4 janv. 2014

Musique (texte)



Musique

Les lumières ballaient la foule, plongée dans le noir. Seule la lune et les étoiles brillent de leur laiteuse clarté.
Alors des sons graves vrombissent dans les poitrines, réchauffent les peaux, recouvrent les corps d’une enveloppe souple parsemée de noires et de blanches.
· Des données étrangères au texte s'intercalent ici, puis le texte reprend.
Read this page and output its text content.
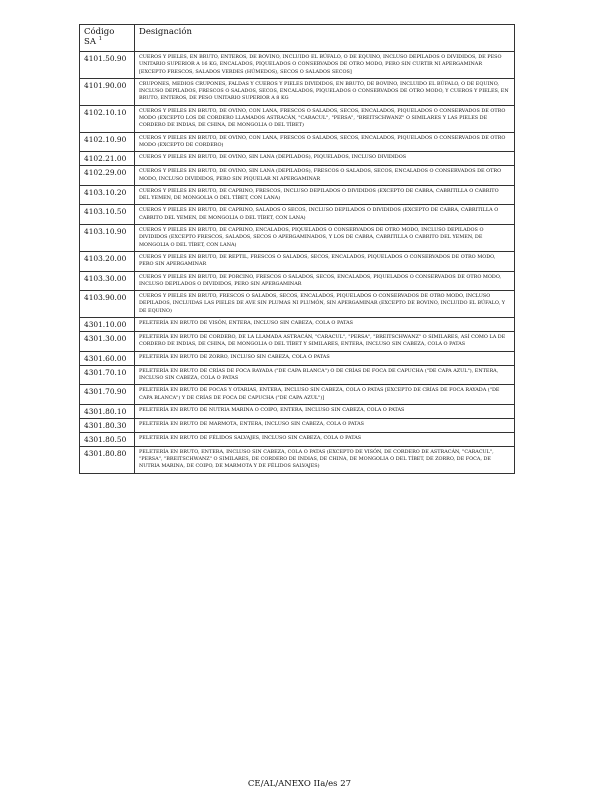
Código
SA $^1$	Designación
4101.50.90	CUEROS Y PIELES, EN BRUTO, ENTEROS, DE BOVINO, INCLUIDO EL BÚFALO, O DE EQUINO, INCLUSO DEPILADOS O DIVIDIDOS, DE PESO UNITARIO SUPERIOR A 16 KG, ENCALADOS, PIQUELADOS O CONSERVADOS DE OTRO MODO, PERO SIN CURTIR NI APERGAMINAR [EXCEPTO FRESCOS, SALADOS VERDES (HÚMEDOS), SECOS O SALADOS SECOS]
4101.90.00	CRUPONES, MEDIOS CRUPONES, FALDAS Y CUEROS Y PIELES DIVIDIDOS, EN BRUTO, DE BOVINO, INCLUIDO EL BÚFALO, O DE EQUINO, INCLUSO DEPILADOS, FRESCOS O SALADOS, SECOS, ENCALADOS, PIQUELADOS O CONSERVADOS DE OTRO MODO, Y CUEROS Y PIELES, EN BRUTO, ENTEROS, DE PESO UNITARIO SUPERIOR A 8 KG
4102.10.10	CUEROS Y PIELES EN BRUTO, DE OVINO, CON LANA, FRESCOS O SALADOS, SECOS, ENCALADOS, PIQUELADOS O CONSERVADOS DE OTRO MODO (EXCEPTO LOS DE CORDERO LLAMADOS ASTRACÁN, "CARACUL", "PERSA", "BREITSCHWANZ" O SIMILARES Y LAS PIELES DE CORDERO DE INDIAS, DE CHINA, DE MONGOLIA O DEL TÍBET)
4102.10.90	CUEROS Y PIELES EN BRUTO, DE OVINO, CON LANA, FRESCOS O SALADOS, SECOS, ENCALADOS, PIQUELADOS O CONSERVADOS DE OTRO MODO (EXCEPTO DE CORDERO)
4102.21.00	CUEROS Y PIELES EN BRUTO, DE OVINO, SIN LANA (DEPILADOS), PIQUELADOS, INCLUSO DIVIDIDOS
4102.29.00	CUEROS Y PIELES EN BRUTO, DE OVINO, SIN LANA (DEPILADOS), FRESCOS O SALADOS, SECOS, ENCALADOS O CONSERVADOS DE OTRO MODO, INCLUSO DIVIDIDOS, PERO SIN PIQUELAR NI APERGAMINAR
4103.10.20	CUEROS Y PIELES EN BRUTO, DE CAPRINO, FRESCOS, INCLUSO DEPILADOS O DIVIDIDOS (EXCEPTO DE CABRA, CABRITILLA O CABRITO DEL YEMEN, DE MONGOLIA O DEL TÍBET, CON LANA)
4103.10.50	CUEROS Y PIELES EN BRUTO, DE CAPRINO, SALADOS O SECOS, INCLUSO DEPILADOS O DIVIDIDOS (EXCEPTO DE CABRA, CABRITILLA O CABRITO DEL YEMEN, DE MONGOLIA O DEL TÍBET, CON LANA)
4103.10.90	CUEROS Y PIELES EN BRUTO, DE CAPRINO, ENCALADOS, PIQUELADOS O CONSERVADOS DE OTRO MODO, INCLUSO DEPILADOS O DIVIDIDOS (EXCEPTO FRESCOS, SALADOS, SECOS O APERGAMINADOS, Y LOS DE CABRA, CABRITILLA O CABRITO DEL YEMEN, DE MONGOLIA O DEL TÍBET, CON LANA)
4103.20.00	CUEROS Y PIELES EN BRUTO, DE REPTIL, FRESCOS O SALADOS, SECOS, ENCALADOS, PIQUELADOS O CONSERVADOS DE OTRO MODO, PERO SIN APERGAMINAR
4103.30.00	CUEROS Y PIELES EN BRUTO, DE PORCINO, FRESCOS O SALADOS, SECOS, ENCALADOS, PIQUELADOS O CONSERVADOS DE OTRO MODO, INCLUSO DEPILADOS O DIVIDIDOS, PERO SIN APERGAMINAR
4103.90.00	CUEROS Y PIELES EN BRUTO, FRESCOS O SALADOS, SECOS, ENCALADOS, PIQUELADOS O CONSERVADOS DE OTRO MODO, INCLUSO DEPILADOS, INCLUIDAS LAS PIELES DE AVE SIN PLUMAS NI PLUMÓN, SIN APERGAMINAR (EXCEPTO DE BOVINO, INCLUIDO EL BÚFALO, Y DE EQUINO)
4301.10.00	PELETERÍA EN BRUTO DE VISÓN, ENTERA, INCLUSO SIN CABEZA, COLA O PATAS
4301.30.00	PELETERÍA EN BRUTO DE CORDERO, DE LA LLAMADA ASTRACÁN, "CARACUL", "PERSA", "BREITSCHWANZ" O SIMILARES, ASÍ COMO LA DE CORDERO DE INDIAS, DE CHINA, DE MONGOLIA O DEL TÍBET Y SIMILARES, ENTERA, INCLUSO SIN CABEZA, COLA O PATAS
4301.60.00	PELETERÍA EN BRUTO DE ZORRO, INCLUSO SIN CABEZA, COLA O PATAS
4301.70.10	PELETERÍA EN BRUTO DE CRÍAS DE FOCA RAYADA ("DE CAPA BLANCA") O DE CRÍAS DE FOCA DE CAPUCHA ("DE CAPA AZUL"), ENTERA, INCLUSO SIN CABEZA, COLA O PATAS
4301.70.90	PELETERÍA EN BRUTO DE FOCAS Y OTARIAS, ENTERA, INCLUSO SIN CABEZA, COLA O PATAS [EXCEPTO DE CRÍAS DE FOCA RAYADA ("DE CAPA BLANCA") Y DE CRÍAS DE FOCA DE CAPUCHA ("DE CAPA AZUL")]
4301.80.10	PELETERÍA EN BRUTO DE NUTRIA MARINA O COIPO, ENTERA, INCLUSO SIN CABEZA, COLA O PATAS
4301.80.30	PELETERÍA EN BRUTO DE MARMOTA, ENTERA, INCLUSO SIN CABEZA, COLA O PATAS
4301.80.50	PELETERÍA EN BRUTO DE FÉLIDOS SALVAJES, INCLUSO SIN CABEZA, COLA O PATAS
4301.80.80	PELETERÍA EN BRUTO, ENTERA, INCLUSO SIN CABEZA, COLA O PATAS (EXCEPTO DE VISÓN, DE CORDERO DE ASTRACÁN, "CARACUL", "PERSA", "BREITSCHWANZ" O SIMILARES, DE CORDERO DE INDIAS, DE CHINA, DE MONGOLIA O DEL TÍBET, DE ZORRO, DE FOCA, DE NUTRIA MARINA, DE COIPO, DE MARMOTA Y DE FÉLIDOS SALVAJES)
CE/AL/ANEXO IIa/es 27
Une danse, presque chamanique, s’empare des corps telle une rivière puissante mais calme jusque là.
Les corps s’accordent entre eux, puis avec les sons, les rythmes répercutant en eux les mélodies, les accords, les notes comme les silences, vibrants de toutes ces sonorités assemblées et entrelacées.
Ces sons, maintenant percutants, exultants, perforent le silence qui s’était installé quelques instants pour emplir à nouveau de musicalité l’espace démesuré qui s’offre aux yeux des musiciens.
Ils sont perchés sur un navire de notes et entraînent sur leurs portées cette joyeuse cohorte en délire qui boit leurs paroles et se saoule de leur musique.
Puis la mélodie s’évapore dans les vapeurs multicolores laissant place à un silence pesant, silence seulement habité par des milliers de souffles haletants.
Un aérien chapelet de notes aigües vibre soudain des cordes d’une guitare électrique emportant avec elles les âmes de cette multitude vers des lieux encore inexplorés par leurs émotions.
Chacune de ces âmes s’élève à travers des arcs en ciel musicaux laissant leurs corps s’alourdir, s’écraser sur le sol piétiné.
Les voix à l’unisson s’élèvent à nouveau, se multipliant, se croisant, tissant une immense toile aux fils d’harmonie si solides que les âmes si accrochent. Elles glissent sur ces portées symphoniques, sublimant ces instants partagés et convergeant vers le centre où les musiciens les attendent pour ne former qu’un, qu’un point lumineux de sonorités éclatantes et pourtant si délicates, un point de symbiose et de communion musicale.